What’s the mechanism of retrieving the ground truth, that initial knowledge object provided by empirical evidence? An answer to this is linked data. Instead of copying and passing on a piece of knowledge we send a reference to it. This is why I am against sending files via mail – you never know which version of the file you are getting. If instead we only share pointers to knowledge objects we can choose to always get the latest. The knowledge object can by itself evolve as well but keep track of the changes and detect if anyone has tempered with it.

To complicate it further, people, including myself, love detecting patterns in pieces of information, combining knowledge objects together and inferring new pieces of knowledge. We need to make sure we can back-track this chains of inferencing to original facts and ground truth, in line with what Hans Rosling said in Factfulness. A tiny tweak in a piece of information along the chain of reasoning may lead to an incorrect decision in the end of the reasoning chain.

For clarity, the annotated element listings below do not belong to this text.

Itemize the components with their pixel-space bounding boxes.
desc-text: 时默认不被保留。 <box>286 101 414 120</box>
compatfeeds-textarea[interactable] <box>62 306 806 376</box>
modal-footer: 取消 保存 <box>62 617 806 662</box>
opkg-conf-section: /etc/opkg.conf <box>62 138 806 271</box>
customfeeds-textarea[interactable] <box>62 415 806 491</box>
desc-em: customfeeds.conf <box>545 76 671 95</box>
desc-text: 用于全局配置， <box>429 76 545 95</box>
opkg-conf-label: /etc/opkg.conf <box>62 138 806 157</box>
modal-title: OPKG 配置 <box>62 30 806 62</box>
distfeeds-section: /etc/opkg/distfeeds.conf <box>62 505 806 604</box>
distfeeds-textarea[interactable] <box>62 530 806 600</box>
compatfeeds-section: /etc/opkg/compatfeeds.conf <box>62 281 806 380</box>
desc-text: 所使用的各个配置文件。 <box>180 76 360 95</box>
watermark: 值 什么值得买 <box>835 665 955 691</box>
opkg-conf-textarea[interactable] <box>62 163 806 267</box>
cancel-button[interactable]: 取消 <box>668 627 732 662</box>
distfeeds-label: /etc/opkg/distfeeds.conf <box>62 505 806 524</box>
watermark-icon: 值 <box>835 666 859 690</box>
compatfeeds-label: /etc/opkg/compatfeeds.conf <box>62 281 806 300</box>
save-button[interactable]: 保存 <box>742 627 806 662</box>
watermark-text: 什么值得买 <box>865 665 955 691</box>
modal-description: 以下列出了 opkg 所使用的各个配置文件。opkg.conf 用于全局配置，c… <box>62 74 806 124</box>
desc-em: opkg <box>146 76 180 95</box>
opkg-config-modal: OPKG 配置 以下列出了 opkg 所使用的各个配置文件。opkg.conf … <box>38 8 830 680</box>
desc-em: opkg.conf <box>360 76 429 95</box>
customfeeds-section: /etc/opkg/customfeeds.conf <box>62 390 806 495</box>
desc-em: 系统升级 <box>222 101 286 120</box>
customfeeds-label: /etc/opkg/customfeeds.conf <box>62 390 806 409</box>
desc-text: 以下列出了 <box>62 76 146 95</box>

The tiny tweaks may be intentional and unintentional. A minor variation of the ground truth or an error in the reasoning chain may lead to wrong decisions being taken at the end of the reasoning process. When this process concerns life and well-being of people, business-critical decision-making, or societal challenges, it needs to adhere to certain principles:

  • Data should never be copied. Send pointers to data, not the copy.
  • Traceability and explainability in decision-making needs to be in place.
  • In a search for optimal decision, don’t experiment on a live system without boundary conditions.
  • Back-tracking should be possible.
  • Mechanisms for resolving conflicts should be in place.
  • Mechanisms for detecting tweaks in data should be in place.
  • Mechanisms for reversing decisions should be in place.